Facing Difficulty in Brackets All Over Problem

#1

I am facing difficulty in finding the approach to this problem.Please help.

#2

@ap8730390 Hi bro,
This question is a clear dynamic programming question and can be solved by dp only because it is a clear combinatorial optimization problem.

Just what you have to do is think of a recursive approach first.

I am explaining the question to you.

Actually the question says that you have to generate the string of size n given m is the length of given string
Where m<=n

Now you have to generate a bracket string which is balanced
By adding a prefix and suffix string to given string s
Now the prefix string should have opening brackets greater than closing brackets, because the string should be overall be balanced.

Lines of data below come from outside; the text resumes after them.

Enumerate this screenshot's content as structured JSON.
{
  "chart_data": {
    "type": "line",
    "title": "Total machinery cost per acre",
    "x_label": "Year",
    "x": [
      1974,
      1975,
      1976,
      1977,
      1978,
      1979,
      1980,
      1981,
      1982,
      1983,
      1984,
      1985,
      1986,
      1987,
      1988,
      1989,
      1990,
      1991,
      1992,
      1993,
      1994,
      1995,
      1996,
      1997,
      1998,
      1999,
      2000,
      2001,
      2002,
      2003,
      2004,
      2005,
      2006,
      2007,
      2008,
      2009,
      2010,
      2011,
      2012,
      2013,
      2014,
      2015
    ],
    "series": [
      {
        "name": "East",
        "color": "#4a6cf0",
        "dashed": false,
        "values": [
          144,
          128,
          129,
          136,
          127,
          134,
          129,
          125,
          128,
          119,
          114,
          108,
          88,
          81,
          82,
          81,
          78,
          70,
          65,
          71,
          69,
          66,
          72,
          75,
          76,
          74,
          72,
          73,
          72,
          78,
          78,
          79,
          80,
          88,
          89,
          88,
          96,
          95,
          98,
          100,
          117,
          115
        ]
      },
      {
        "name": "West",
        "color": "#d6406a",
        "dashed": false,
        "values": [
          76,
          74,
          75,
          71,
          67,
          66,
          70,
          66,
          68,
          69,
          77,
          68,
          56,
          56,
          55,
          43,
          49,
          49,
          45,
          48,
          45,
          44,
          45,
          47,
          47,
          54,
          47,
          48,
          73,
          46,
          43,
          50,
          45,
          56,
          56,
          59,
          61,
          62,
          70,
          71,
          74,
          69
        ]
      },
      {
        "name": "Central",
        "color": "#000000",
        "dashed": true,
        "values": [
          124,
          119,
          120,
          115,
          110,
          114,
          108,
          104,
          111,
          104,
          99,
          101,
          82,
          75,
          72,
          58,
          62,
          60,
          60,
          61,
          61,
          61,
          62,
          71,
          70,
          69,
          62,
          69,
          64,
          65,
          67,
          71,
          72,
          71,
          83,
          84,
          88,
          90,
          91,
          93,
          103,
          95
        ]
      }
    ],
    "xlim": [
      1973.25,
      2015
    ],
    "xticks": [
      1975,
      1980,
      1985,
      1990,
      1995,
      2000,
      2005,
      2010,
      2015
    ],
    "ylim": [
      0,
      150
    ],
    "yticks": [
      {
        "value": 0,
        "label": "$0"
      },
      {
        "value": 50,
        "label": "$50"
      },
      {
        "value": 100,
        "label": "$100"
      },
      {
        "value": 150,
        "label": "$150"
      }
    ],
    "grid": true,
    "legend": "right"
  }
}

For example if you are given s = “))” and n = 6(m = 2 obviously) then you can generate following pairs of a and b to make a+s+b a valid sequence:

“()((” “))” “” // Remeber a and b can be blank also.
“((” “))” “()”
“(((” “))” “)”
“(()(” “))” “”
“((()” “))” “”

Hence, the ans for this testcase is 5. If there is no possible combination then print -1.

You can also refer to my code here, its a good question so I recommend you to try:-


If your doubt is clear then resolve it!

#3

Why is 3D Dp used in this code?

#4

I am Still facing difficulty in understanding your 3D dp solution, please explain me the solution :frowning:

#5

@ap8730390 bro if you know dp, the cache dimensions in dp is decided by states of recurrence, you can clearly see that there are three variable states in function signature.

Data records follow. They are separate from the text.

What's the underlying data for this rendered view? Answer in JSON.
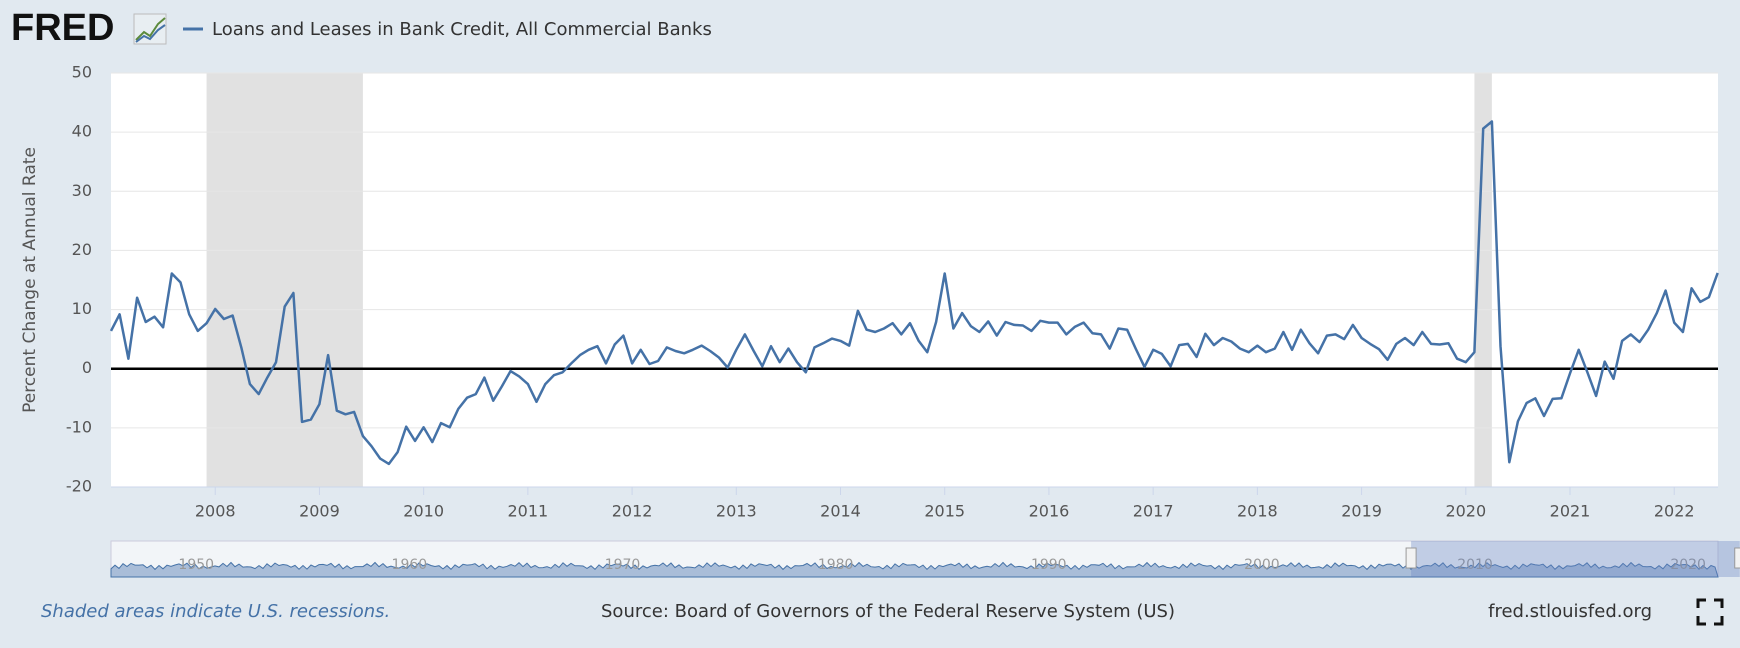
{
  "brand": "FRED",
  "footer": {
    "note": "Shaded areas indicate U.S. recessions.",
    "source": "Source: Board of Governors of the Federal Reserve System (US)",
    "url": "fred.stlouisfed.org"
  },
  "navigator": {
    "xlim": [
      1946,
      2021.4
    ],
    "xticks": [
      1950,
      1960,
      1970,
      1980,
      1990,
      2000,
      2010,
      2020
    ]
  },
  "chart_data": {
    "type": "line",
    "title": "Loans and Leases in Bank Credit, All Commercial Banks",
    "y_label": "Percent Change at Annual Rate",
    "ylim": [
      -20,
      50
    ],
    "yticks": [
      -20,
      -10,
      0,
      10,
      20,
      30,
      40,
      50
    ],
    "xlim": [
      2007,
      2022.42
    ],
    "xticks": [
      2008,
      2009,
      2010,
      2011,
      2012,
      2013,
      2014,
      2015,
      2016,
      2017,
      2018,
      2019,
      2020,
      2021,
      2022
    ],
    "grid": true,
    "recessions": [
      [
        2007.917,
        2009.417
      ],
      [
        2020.083,
        2020.25
      ]
    ],
    "x": [
      2007,
      2007.083,
      2007.167,
      2007.25,
      2007.333,
      2007.417,
      2007.5,
      2007.583,
      2007.667,
      2007.75,
      2007.833,
      2007.917,
      2008,
      2008.083,
      2008.167,
      2008.25,
      2008.333,
      2008.417,
      2008.5,
      2008.583,
      2008.667,
      2008.75,
      2008.833,
      2008.917,
      2009,
      2009.083,
      2009.167,
      2009.25,
      2009.333,
      2009.417,
      2009.5,
      2009.583,
      2009.667,
      2009.75,
      2009.833,
      2009.917,
      2010,
      2010.083,
      2010.167,
      2010.25,
      2010.333,
      2010.417,
      2010.5,
      2010.583,
      2010.667,
      2010.75,
      2010.833,
      2010.917,
      2011,
      2011.083,
      2011.167,
      2011.25,
      2011.333,
      2011.417,
      2011.5,
      2011.583,
      2011.667,
      2011.75,
      2011.833,
      2011.917,
      2012,
      2012.083,
      2012.167,
      2012.25,
      2012.333,
      2012.417,
      2012.5,
      2012.583,
      2012.667,
      2012.75,
      2012.833,
      2012.917,
      2013,
      2013.083,
      2013.167,
      2013.25,
      2013.333,
      2013.417,
      2013.5,
      2013.583,
      2013.667,
      2013.75,
      2013.833,
      2013.917,
      2014,
      2014.083,
      2014.167,
      2014.25,
      2014.333,
      2014.417,
      2014.5,
      2014.583,
      2014.667,
      2014.75,
      2014.833,
      2014.917,
      2015,
      2015.083,
      2015.167,
      2015.25,
      2015.333,
      2015.417,
      2015.5,
      2015.583,
      2015.667,
      2015.75,
      2015.833,
      2015.917,
      2016,
      2016.083,
      2016.167,
      2016.25,
      2016.333,
      2016.417,
      2016.5,
      2016.583,
      2016.667,
      2016.75,
      2016.833,
      2016.917,
      2017,
      2017.083,
      2017.167,
      2017.25,
      2017.333,
      2017.417,
      2017.5,
      2017.583,
      2017.667,
      2017.75,
      2017.833,
      2017.917,
      2018,
      2018.083,
      2018.167,
      2018.25,
      2018.333,
      2018.417,
      2018.5,
      2018.583,
      2018.667,
      2018.75,
      2018.833,
      2018.917,
      2019,
      2019.083,
      2019.167,
      2019.25,
      2019.333,
      2019.417,
      2019.5,
      2019.583,
      2019.667,
      2019.75,
      2019.833,
      2019.917,
      2020,
      2020.083,
      2020.167,
      2020.25,
      2020.333,
      2020.417,
      2020.5,
      2020.583,
      2020.667,
      2020.75,
      2020.833,
      2020.917,
      2021,
      2021.083,
      2021.167,
      2021.25,
      2021.333,
      2021.417,
      2021.5,
      2021.583,
      2021.667,
      2021.75,
      2021.833,
      2021.917,
      2022,
      2022.083,
      2022.167,
      2022.25,
      2022.333,
      2022.417
    ],
    "series": [
      {
        "name": "Loans and Leases in Bank Credit, All Commercial Banks",
        "color": "#4572a7",
        "values": [
          6.4,
          9.2,
          1.7,
          12,
          7.9,
          8.8,
          7,
          16.1,
          14.6,
          9.2,
          6.4,
          7.7,
          10.1,
          8.4,
          9,
          3.6,
          -2.6,
          -4.3,
          -1.5,
          1.1,
          10.5,
          12.8,
          -9,
          -8.6,
          -6,
          2.3,
          -7.1,
          -7.7,
          -7.3,
          -11.4,
          -13.1,
          -15.2,
          -16.1,
          -14.1,
          -9.8,
          -12.2,
          -9.9,
          -12.4,
          -9.2,
          -9.9,
          -6.8,
          -4.9,
          -4.3,
          -1.5,
          -5.4,
          -3,
          -0.4,
          -1.3,
          -2.6,
          -5.6,
          -2.6,
          -1.1,
          -0.6,
          0.9,
          2.3,
          3.2,
          3.8,
          0.9,
          4.1,
          5.6,
          0.9,
          3.2,
          0.8,
          1.3,
          3.6,
          3,
          2.6,
          3.2,
          3.9,
          3,
          1.9,
          0.2,
          3.2,
          5.8,
          3,
          0.4,
          3.8,
          1.1,
          3.4,
          1.1,
          -0.6,
          3.6,
          4.3,
          5.1,
          4.7,
          3.9,
          9.8,
          6.6,
          6.2,
          6.8,
          7.7,
          5.8,
          7.7,
          4.7,
          2.8,
          7.9,
          16.1,
          6.8,
          9.4,
          7.2,
          6.2,
          8,
          5.6,
          7.9,
          7.4,
          7.3,
          6.4,
          8.1,
          7.8,
          7.8,
          5.8,
          7.1,
          7.8,
          6,
          5.8,
          3.4,
          6.8,
          6.6,
          3.4,
          0.3,
          3.2,
          2.5,
          0.4,
          4,
          4.2,
          2,
          5.9,
          4,
          5.2,
          4.6,
          3.4,
          2.8,
          3.9,
          2.8,
          3.4,
          6.2,
          3.2,
          6.6,
          4.3,
          2.6,
          5.6,
          5.8,
          5,
          7.4,
          5.2,
          4.2,
          3.3,
          1.5,
          4.2,
          5.2,
          4,
          6.2,
          4.2,
          4.1,
          4.3,
          1.7,
          1.1,
          2.8,
          40.6,
          41.8,
          3.8,
          -15.8,
          -8.9,
          -5.8,
          -5,
          -8,
          -5.1,
          -5,
          -0.8,
          3.2,
          -0.6,
          -4.6,
          1.2,
          -1.7,
          4.7,
          5.8,
          4.5,
          6.6,
          9.4,
          13.2,
          7.8,
          6.2,
          13.6,
          11.3,
          12.1,
          16.2
        ]
      }
    ]
  }
}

DP state here is DP state is (index , openBrac , flag ).

openBrac : number of open brackets
flag: If the original string is taken or not.

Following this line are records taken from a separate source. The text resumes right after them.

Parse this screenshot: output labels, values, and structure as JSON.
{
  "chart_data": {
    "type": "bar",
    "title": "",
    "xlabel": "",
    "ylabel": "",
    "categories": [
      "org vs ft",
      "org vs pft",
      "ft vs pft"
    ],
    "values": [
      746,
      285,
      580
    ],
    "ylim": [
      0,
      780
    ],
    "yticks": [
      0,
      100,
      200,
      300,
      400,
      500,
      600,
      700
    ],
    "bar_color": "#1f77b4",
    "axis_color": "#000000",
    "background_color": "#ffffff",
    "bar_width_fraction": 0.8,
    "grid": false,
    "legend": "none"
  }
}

lets calculate two values ,
prefix: number of open brackets should be added before main string to make it valid

postfix : number of close brackets should be added after main string to make it valid
Because the string should be balanced.

every time we try to add open bracket and increase (openBrac)

or add close bracket if number of open brackets >= 1 and decrease (openBrac)

or add main string if ( openBrac >= prefix and flag == false ) then make openBrac = openBrac - prefix + postfix

Bro this question is very good, if your dp is not strong then i recommend first you solve all classical problems then switch to this problem, also dry run the code for the above example.